Indian Association Manukau New Zealand Immediate Past President Veer Khar agreed, saying that there was no discrimination in the decision.

“The temporary suspension of flights will affect not only people of Indian origin but everyone else who is currently in India. I am sure that there are people of other nationalities from New Zealand who may be visiting India on business or work. They would also have to wait until the ban is lifted on April 28, 2021. I do not see any discrimination here,” he said.

Dr Pushpa Wood

Dr Pushpa Wood

GOPIO International Wellington President and India New Zealand Business Council Wellington Chapter Head Dr Pushpa Wood said that comments should be based on facts.

Stating that India is her motherland, she said that she has been listening to some comments.

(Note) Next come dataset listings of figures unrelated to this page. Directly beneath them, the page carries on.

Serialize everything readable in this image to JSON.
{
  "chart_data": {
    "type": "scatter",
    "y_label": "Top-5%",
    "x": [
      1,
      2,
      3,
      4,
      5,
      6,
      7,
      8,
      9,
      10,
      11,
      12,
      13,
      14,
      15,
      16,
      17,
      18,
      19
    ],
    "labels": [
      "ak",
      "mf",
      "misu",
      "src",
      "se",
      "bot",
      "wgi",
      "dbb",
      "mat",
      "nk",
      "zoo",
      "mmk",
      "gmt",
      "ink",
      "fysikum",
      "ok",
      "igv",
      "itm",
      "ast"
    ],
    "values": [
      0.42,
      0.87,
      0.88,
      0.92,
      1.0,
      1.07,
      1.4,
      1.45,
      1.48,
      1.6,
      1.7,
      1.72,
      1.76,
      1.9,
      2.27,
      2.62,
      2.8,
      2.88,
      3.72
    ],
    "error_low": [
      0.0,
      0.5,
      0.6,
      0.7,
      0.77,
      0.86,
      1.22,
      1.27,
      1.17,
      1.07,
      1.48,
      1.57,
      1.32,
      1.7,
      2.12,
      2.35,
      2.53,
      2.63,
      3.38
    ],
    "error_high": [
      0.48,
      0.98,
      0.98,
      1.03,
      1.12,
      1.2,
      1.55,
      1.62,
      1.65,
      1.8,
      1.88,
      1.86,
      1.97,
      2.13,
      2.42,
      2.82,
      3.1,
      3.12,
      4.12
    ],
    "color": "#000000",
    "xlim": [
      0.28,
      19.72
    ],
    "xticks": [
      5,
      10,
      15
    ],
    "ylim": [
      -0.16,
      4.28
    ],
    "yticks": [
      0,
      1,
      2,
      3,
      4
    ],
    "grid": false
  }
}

“Yes, United Kingdom and United States of America and some other countries also have high cases of infection, but they are not arriving in these big numbers at our border as they are from India. Obviously, the processes introduced earlier for high risks countries seem to be working in UK, USA and other countries but for some reason, this does not seem to be working in India. So, naturally, India will come under a spotlight,” she said.

Indian Newslink will carry an independent article from Dr Wood shortly.

Daljit Singh

Daljit Singh

Supreme Sikh Society of New Zealand Spokesperson Daljit Singh said his organisation strongly supports the New Zealand government, saying that the decision was not ‘racially motivated or discriminating the Indian community.’

“The Supreme Sikh Society of New Zealand believes that foremost priority must be given to the safety and wellbeing of one’s own home, only then, we will have a safer Kiwi society and a safer country under the current challenging Covid-19 dangers.

“We are also concerned about people of Indian origin stranded in India and will continue to exercise efforts to ensure their safe and fast return to New Zealand,” he said.

Implications for Australia and South Pacific

The decision of the New Zealand government to halt the return of New Zealand citizens and Permanent Residents is of course extraordinary but Prime Minister Jacinda Ardern was left with no other alternative. With quarantine-free travel to and from Australia set to begin on April 19, 2021 and with the possibilities of a similar facility with many Pacific Island countries becoming a possibility, Wellington has to manage its Covid-19 response efficiently.

The suspension of flights is only from India. New Zealanders or people holding Indian passports, keen on visiting India or returning to their home country can do so even now. Similarly, people of Indian origin who are New Zealand citizens or permanent residents can return to New Zealand from most other countries.